Volume 90, Issue 61

Tuesday, January 14, 1997



Burns-ed out

The laying off of Mike Burns from his position of executive director of the Ontario Undergraduate Student Alliance leaves a bad taste in the mouths of many students who have followed the rise of Western's provincial lobby group and has many choking on some unanswered questions.

Despite being discarded like a piece of used furniture, Burns is still amiable about the breakup from his project of two-and-a-half years and the general consensus is that the split is mutually beneficial and life will go on.

Yes, the sun will rise tomorrow, but the potential damage this early dismissal could cause is vast.

Simply put, by relieving the provincial lobby group of its executive director the member schools have effectively forced OUSA into a holding pattern until an interim director can be found. That person being effectively a lame duck until a permanent director is hired after Burns' contract was supposed to be up.

Eliminating Burns will free up some money so that the end-of-the-year books will look a little better on paper. But there are certain intangibles which cannot be measured by the bottom line.

Most importantly there is the cost to the reputation of the lobby group.

The fact that the word money is now being attached to the organization will undoubtedly cause some trepidation not only amongst the organization's members but also amongst those who may be considering joining the club.

For a group that wants other schools to join the fray, and is actively pursuing the University of Windsor, they are using an interesting technique to woo interested parties into the fold.

What students are looking for is strong leadership, especially at a time where universities have been given a one-year reprieve in transfer payments.
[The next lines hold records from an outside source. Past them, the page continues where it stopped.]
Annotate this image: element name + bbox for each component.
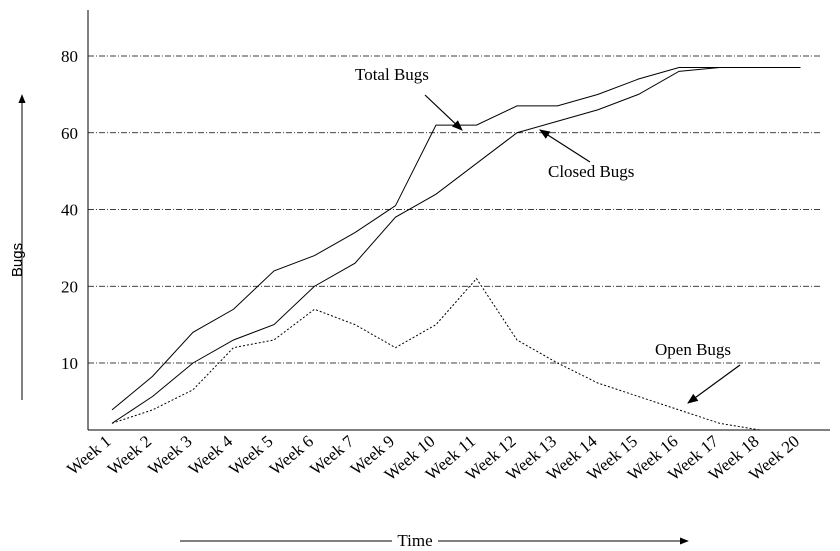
y-tick-label: 80 [61, 47, 78, 66]
annotation-arrow [424, 94, 463, 131]
y-tick-label: 40 [61, 201, 78, 220]
y-axis-label: Bugs [9, 243, 26, 277]
x-tick-label: Week 5 [225, 432, 276, 479]
legend-label: Open Bugs [655, 340, 731, 359]
x-tick-label: Week 1 [63, 432, 114, 479]
x-tick-label: Week 7 [306, 431, 358, 479]
series-line [111, 67, 801, 424]
y-tick-label: 10 [61, 354, 78, 373]
legend-label: Closed Bugs [548, 162, 634, 181]
annotation-arrow [539, 129, 591, 163]
x-tick-label: Week 3 [144, 432, 195, 479]
y-tick-label: 60 [61, 124, 78, 143]
x-tick-label: Week 2 [104, 432, 155, 479]
annotation-arrow [687, 364, 741, 404]
x-label-bg [392, 530, 438, 550]
x-axis-label: Time [397, 531, 432, 550]
x-tick-label: Week 6 [266, 432, 317, 479]
x-tick-label: Week 4 [185, 431, 237, 479]
legend-label: Total Bugs [355, 65, 429, 84]
y-tick-label: 20 [61, 277, 78, 296]
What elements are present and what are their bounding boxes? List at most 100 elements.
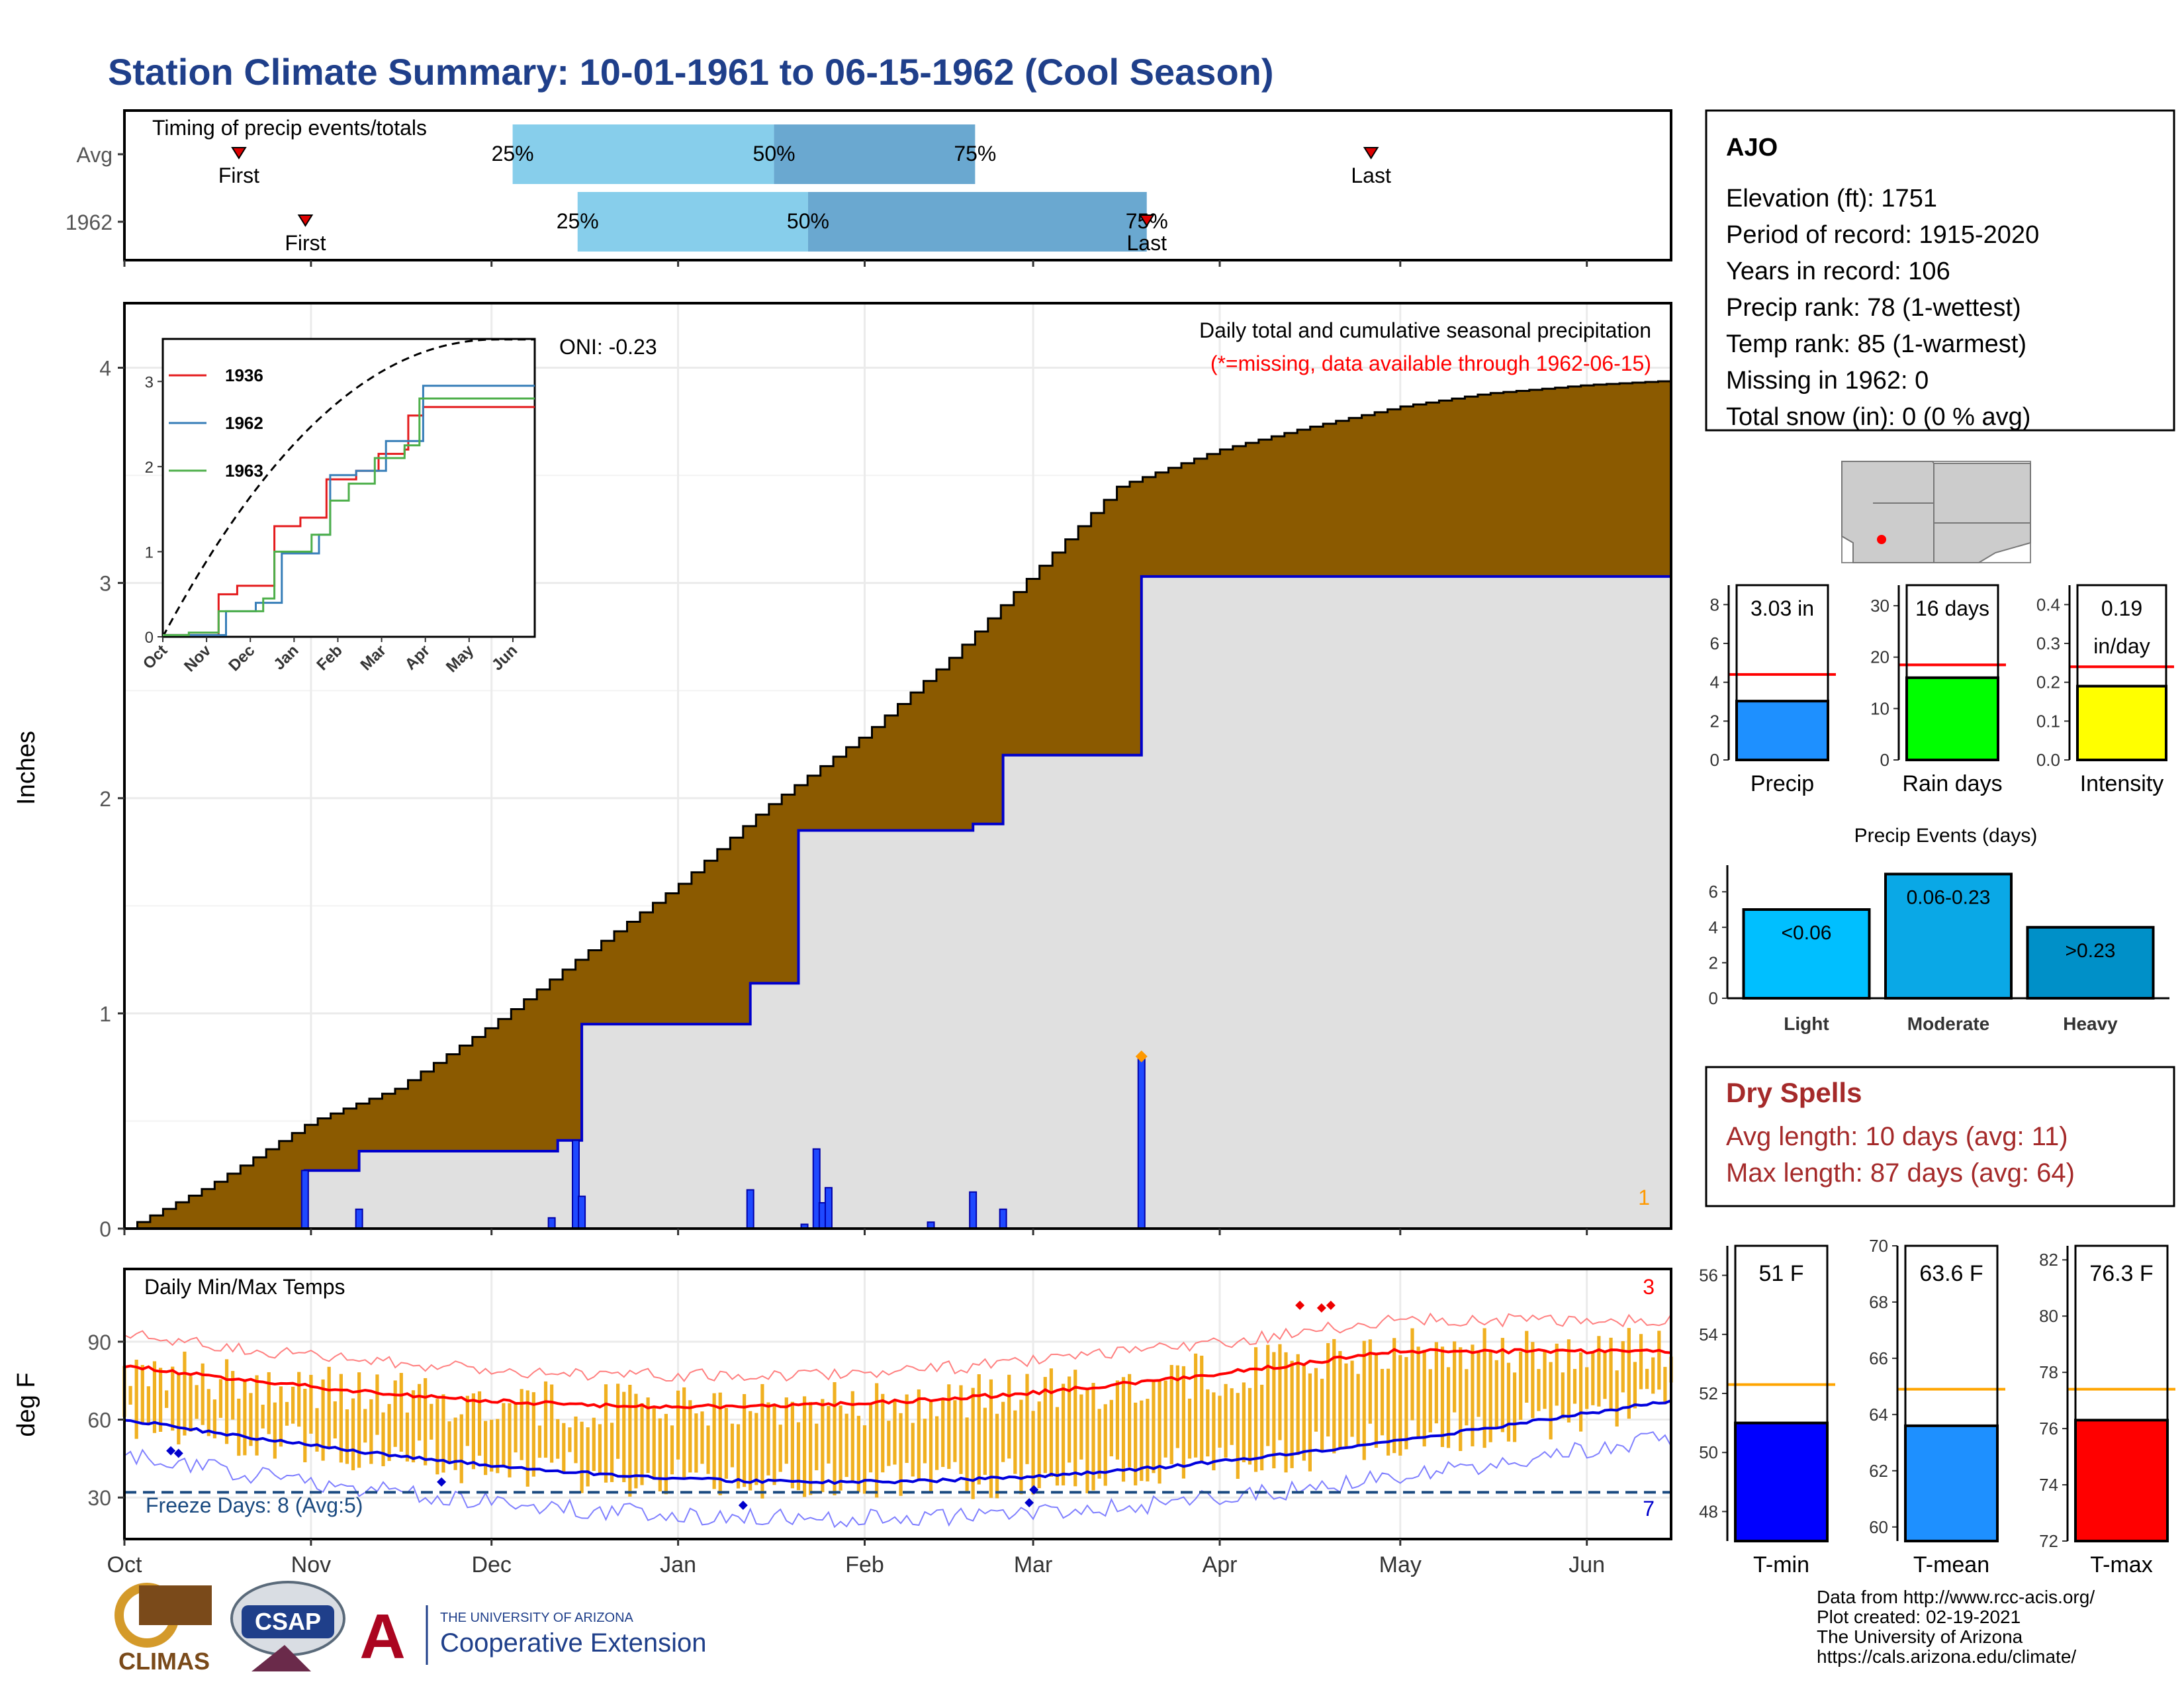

This is the time to take action and not to waste the opportunity given.

However, by dismissing Burns and using financial justifications OUSA's member school's have done far more harm than good.

Despite any rhetoric or justifications the members choose to give, the move reeks of amateurism and can be perceived as meaning the organization is in turmoil.

When students look for representation they want to be given the assurances that what they're pledging allegiance to is the closest thing to a sure thing that's available.

Burns and OUSA's separation only serves to raise doubts in students' minds and undermines any solid work the organization has done in the past couple of years.